Fledermausart siedelt sich auf Golfplatz Andermatt an

Das Jahr 2025 war bei Andermatt Swiss Alps erneut von Bautätigkeiten geprägt, gleichzeitig konnten die Umweltmassnahmen konsequent umgesetzt und weiterentwickelt werden.
Drohnenaufnahme von Andermatt Reuss im April
Bild: Ruedi Käsermann/ASA/zvg

Seit Baubeginn im Jahr 2009 verantwortet der Umweltberater Beat Hodel die übergeordnete Umweltbaubegleitung. Unterstützt wird er durch eine lokale Umweltbaubegleitung, die im Jahr 2025 insgesamt 38 Begehungen durchgeführt hat. Die Umweltüberwachung blieb aufgrund der Bautätigkeiten von Andermatt Swiss Alps intensiv und eng abgestimmt mit den zuständigen Behörden, wie es in einer Mitteilung von Andermatt Swiss Alps heisst.

Im Jahr 2025 standen die Arbeiten in der Zone 4 im Fokus. Der Rohbau des Hotels 4C «The Alpinist Andermatt» wurde weiter vorangetrieben, die Flyover-Brücke fertiggestellt sowie zwei Mehrfamilienhäuser in Betrieb genommen.
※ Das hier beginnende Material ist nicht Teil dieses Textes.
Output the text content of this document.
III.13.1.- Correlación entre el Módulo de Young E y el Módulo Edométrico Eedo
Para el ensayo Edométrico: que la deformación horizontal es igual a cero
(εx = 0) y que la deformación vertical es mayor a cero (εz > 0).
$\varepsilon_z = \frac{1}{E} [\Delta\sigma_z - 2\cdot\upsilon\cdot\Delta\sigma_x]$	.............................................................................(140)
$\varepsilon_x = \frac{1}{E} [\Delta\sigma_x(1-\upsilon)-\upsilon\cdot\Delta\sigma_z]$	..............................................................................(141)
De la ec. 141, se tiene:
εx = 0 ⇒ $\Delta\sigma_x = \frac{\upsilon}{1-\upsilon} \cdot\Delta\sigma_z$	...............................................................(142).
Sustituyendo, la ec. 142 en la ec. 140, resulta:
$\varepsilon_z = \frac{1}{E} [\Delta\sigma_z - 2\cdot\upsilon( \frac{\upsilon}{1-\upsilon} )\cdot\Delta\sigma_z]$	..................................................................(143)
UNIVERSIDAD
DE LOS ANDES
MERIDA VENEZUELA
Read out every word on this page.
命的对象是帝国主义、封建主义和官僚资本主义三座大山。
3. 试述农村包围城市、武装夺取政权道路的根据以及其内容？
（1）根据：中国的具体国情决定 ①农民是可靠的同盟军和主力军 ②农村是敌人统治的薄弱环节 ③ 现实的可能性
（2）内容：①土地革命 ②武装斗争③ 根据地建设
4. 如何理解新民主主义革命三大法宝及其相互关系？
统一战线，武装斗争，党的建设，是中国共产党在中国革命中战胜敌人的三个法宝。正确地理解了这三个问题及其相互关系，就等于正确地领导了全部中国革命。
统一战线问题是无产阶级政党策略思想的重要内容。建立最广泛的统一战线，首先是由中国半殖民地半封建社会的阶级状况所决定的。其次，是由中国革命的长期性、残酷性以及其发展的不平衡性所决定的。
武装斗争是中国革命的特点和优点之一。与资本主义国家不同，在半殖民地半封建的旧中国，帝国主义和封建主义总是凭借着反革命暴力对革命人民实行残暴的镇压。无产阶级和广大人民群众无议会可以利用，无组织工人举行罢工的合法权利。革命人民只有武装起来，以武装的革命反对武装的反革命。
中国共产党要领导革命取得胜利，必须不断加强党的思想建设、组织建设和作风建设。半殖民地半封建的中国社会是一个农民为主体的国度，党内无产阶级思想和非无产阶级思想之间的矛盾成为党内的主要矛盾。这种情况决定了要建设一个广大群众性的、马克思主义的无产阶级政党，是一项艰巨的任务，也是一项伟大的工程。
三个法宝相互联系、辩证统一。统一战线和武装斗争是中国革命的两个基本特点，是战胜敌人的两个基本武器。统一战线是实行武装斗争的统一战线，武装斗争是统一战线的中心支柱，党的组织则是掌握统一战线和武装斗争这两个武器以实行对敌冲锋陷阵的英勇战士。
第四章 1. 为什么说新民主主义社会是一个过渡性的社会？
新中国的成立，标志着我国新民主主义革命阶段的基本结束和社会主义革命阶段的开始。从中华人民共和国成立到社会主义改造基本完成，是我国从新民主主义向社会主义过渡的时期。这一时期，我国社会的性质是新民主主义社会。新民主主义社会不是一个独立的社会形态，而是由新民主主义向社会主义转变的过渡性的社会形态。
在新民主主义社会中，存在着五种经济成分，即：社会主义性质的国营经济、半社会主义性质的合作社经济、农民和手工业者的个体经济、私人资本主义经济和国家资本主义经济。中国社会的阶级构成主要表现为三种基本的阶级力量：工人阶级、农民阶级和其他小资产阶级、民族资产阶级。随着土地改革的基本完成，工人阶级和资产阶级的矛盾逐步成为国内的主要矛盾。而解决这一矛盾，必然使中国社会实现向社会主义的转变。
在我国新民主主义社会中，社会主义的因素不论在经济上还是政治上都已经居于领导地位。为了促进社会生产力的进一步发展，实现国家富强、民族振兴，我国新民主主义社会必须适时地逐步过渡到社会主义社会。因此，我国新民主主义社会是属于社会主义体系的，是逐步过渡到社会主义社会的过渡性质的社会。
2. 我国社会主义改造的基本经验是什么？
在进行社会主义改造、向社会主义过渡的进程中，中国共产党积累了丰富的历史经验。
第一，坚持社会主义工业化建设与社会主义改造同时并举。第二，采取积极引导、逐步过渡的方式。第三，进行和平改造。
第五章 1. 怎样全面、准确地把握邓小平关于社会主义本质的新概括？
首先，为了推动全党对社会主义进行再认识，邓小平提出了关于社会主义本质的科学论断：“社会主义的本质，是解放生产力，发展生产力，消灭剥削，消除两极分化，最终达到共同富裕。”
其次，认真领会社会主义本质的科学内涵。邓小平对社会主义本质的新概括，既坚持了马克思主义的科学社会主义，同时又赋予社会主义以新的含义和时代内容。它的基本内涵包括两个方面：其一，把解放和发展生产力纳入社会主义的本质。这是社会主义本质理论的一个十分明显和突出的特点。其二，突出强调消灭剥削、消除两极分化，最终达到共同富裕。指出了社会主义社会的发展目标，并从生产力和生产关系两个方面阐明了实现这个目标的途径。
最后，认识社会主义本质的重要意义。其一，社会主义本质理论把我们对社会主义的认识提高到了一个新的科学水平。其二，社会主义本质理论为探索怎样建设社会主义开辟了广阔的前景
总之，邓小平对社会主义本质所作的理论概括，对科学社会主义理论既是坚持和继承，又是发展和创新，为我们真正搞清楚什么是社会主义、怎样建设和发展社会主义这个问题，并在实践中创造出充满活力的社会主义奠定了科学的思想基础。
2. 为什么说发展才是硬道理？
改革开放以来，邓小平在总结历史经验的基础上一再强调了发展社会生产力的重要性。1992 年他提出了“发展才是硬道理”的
Gleichzeitig starteten die Bauarbeiten für drei weitere Gebäude. Parallel dazu werde die Entwicklung von Andermatt Reuss weiterhin durch eine umfassende Umweltbaubegleitung und ein Umweltmonitoring begleitet, die sowohl die Bautätigkeiten als auch den Betrieb des Golfplatzes und ökologische Aufwertungsmassnahmen umfassen.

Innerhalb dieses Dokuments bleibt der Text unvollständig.